La rédaction, 32 journalistes en plein Manhattan, est financée à hauteur de 10 millions de dollars par an par la Sandler foundation, dirigée par Herbert et Marion Sandler ( anciens PDG et vice-PDG de l’organisation financière Golden West Financial).
L’article promu : « Deadly choices at memorial », retrace l’histoire d’un hôpital de La Nouvelle-Orléans après le passage de l’ouragan Katrina. Une enquête sur les conditions plutôt opaques d’évacuation des patients du centre de soins, inondé et sans électricité. On y découvre des soignants impuissants, ne pouvant sauver tout le monde.
L’article fleuve reprend cas par cas les décisions prises, sur le tas, et s’interroge sur ce qu’on peut en apprendre : que ferait-on maintenant en cas de telle catastrophe ? Une enquête qui nous plonge au côté des médecins, soignants et infirmiers et les confronte à leurs décisions quatre ans après la catastrophe.
Des dilemmes dignes d’une zone de conflits, que la journaliste Sheri Fink connait bien. Médecin de formation, elle a elle-même exercée en période de guerre et a déjà écrit une enquête sur l’aide médicale apportée en Bosnie pendant les combats.
La victoire du web
Autre victoire étiquetée web de ce cru 2010 du Pulitzer : celle du dessinateur Mark Fiore du sfgate’s, le site web du San Francisco Chronicle, vainqueur dans la catégorie dessins de presse.
Difficile pour le jury de ne pas récompenser au moins l’un des sites web d’actu US au vu de l’étude du Pew research center parue le mois dernier, qui tire le portrait du consommateur d’info d’outre-Atlantique.

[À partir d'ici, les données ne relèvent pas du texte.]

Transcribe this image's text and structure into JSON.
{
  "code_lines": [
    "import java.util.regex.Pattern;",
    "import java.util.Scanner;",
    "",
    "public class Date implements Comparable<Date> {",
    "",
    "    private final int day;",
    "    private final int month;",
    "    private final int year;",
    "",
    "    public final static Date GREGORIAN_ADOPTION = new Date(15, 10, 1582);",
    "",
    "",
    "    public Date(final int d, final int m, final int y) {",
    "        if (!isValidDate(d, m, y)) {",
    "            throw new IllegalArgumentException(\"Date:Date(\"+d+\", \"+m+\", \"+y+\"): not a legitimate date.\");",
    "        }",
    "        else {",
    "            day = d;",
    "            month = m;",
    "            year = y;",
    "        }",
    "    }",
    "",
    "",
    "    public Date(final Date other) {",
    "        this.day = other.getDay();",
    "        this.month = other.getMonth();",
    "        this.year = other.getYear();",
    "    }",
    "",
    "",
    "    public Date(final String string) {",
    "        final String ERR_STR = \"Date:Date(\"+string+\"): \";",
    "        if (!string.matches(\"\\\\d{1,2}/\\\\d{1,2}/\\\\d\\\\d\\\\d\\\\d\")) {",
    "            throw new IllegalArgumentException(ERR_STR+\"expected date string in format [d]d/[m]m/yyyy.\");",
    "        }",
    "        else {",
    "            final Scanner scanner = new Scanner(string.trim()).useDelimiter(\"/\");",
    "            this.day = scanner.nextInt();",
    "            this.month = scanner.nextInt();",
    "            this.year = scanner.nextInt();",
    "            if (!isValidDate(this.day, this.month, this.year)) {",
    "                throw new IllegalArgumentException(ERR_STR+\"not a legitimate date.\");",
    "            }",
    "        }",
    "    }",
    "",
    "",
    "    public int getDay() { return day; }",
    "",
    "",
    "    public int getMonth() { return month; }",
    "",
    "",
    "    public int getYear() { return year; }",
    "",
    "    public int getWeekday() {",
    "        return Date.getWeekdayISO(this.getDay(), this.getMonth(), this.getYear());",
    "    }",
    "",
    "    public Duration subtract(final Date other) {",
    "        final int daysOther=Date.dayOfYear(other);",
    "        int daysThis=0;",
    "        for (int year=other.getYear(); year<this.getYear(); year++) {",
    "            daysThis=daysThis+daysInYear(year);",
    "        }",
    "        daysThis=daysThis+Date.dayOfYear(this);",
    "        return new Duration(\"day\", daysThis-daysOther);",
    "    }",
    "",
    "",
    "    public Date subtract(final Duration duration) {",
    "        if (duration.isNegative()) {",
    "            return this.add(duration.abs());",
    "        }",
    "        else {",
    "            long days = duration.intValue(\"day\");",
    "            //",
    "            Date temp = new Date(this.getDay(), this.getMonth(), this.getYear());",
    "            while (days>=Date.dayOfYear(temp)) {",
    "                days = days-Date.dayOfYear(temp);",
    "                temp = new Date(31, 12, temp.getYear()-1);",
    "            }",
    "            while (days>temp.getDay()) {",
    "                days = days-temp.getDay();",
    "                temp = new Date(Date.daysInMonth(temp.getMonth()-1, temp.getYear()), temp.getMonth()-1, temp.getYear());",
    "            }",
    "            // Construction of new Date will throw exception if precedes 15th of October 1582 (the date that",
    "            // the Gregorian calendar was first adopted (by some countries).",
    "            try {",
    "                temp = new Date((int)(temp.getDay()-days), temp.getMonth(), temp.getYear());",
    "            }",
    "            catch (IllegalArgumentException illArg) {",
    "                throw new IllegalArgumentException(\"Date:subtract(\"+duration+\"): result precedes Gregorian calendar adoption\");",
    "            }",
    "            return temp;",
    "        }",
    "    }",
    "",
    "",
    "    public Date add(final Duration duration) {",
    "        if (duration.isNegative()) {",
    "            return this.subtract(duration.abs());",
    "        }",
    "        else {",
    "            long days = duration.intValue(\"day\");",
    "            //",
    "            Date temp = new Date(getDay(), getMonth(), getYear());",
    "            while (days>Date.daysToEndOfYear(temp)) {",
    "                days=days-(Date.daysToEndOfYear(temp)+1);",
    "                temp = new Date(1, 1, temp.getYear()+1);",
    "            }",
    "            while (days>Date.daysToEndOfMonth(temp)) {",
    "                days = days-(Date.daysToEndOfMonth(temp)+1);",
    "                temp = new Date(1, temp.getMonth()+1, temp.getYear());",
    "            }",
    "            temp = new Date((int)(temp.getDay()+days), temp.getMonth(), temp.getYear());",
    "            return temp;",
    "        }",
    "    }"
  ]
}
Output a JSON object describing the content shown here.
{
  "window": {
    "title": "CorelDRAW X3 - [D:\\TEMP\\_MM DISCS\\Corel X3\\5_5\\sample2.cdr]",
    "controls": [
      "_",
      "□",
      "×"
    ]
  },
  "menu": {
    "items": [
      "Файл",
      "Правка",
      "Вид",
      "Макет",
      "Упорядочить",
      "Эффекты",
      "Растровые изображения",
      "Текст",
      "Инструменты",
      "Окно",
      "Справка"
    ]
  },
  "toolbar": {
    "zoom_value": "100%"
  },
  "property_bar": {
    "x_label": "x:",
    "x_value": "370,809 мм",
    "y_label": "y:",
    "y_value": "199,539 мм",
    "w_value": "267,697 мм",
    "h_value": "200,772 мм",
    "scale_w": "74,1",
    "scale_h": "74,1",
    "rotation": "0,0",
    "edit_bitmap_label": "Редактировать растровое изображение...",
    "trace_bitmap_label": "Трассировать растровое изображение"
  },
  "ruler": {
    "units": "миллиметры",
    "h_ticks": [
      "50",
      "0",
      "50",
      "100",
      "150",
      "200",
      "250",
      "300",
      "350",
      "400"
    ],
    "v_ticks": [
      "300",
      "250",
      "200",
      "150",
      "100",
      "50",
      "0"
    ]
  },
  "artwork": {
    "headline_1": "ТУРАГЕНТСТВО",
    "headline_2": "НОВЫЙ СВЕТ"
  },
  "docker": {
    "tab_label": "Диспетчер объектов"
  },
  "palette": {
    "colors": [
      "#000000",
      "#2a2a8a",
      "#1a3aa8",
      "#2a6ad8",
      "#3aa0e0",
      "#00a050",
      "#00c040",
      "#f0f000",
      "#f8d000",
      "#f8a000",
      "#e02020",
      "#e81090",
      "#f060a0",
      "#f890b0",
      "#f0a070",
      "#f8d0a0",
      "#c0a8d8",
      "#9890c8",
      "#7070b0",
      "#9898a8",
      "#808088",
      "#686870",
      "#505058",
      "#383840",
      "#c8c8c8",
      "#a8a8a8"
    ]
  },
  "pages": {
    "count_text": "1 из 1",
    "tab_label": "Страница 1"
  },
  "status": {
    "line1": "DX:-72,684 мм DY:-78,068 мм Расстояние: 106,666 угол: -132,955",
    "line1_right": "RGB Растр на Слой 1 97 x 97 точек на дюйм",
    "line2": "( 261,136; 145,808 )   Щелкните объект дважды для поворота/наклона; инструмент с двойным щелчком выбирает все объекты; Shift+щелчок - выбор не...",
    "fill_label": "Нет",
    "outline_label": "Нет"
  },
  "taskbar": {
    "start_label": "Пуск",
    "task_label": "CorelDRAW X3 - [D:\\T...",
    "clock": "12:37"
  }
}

Entre réseaux sociaux et smartphones, le lecteur américain a lâché son journal papier pour son écran. 59% des américains cherchent l’info sur le papier mais également sur le web : « Les américains sont devenus des « picoreurs d’actus », en ligne ou non. En général ils n’ont pas un unique site favori mais ils s’appuient sur un petit nombre de sources qu’ils connaissent », analyse Amy Mittchell, directrice du projet.
Une révolution de l’info prise au sérieux. En tête du mouvement l’école de journalisme de la Columbia University qui, après le lancement du très novateur Flyp, un magazine alliant vidéos, contenus écrits, images et sons, a annoncé mercredi dernier l’ouverture d’une formation journaliste et informaticien afin de répondre aux besoins des médias en ligne.
Rappelons que cette prestigieuse école a été créée en 1912 par Joseph Pulitzer. La boucle est bouclée.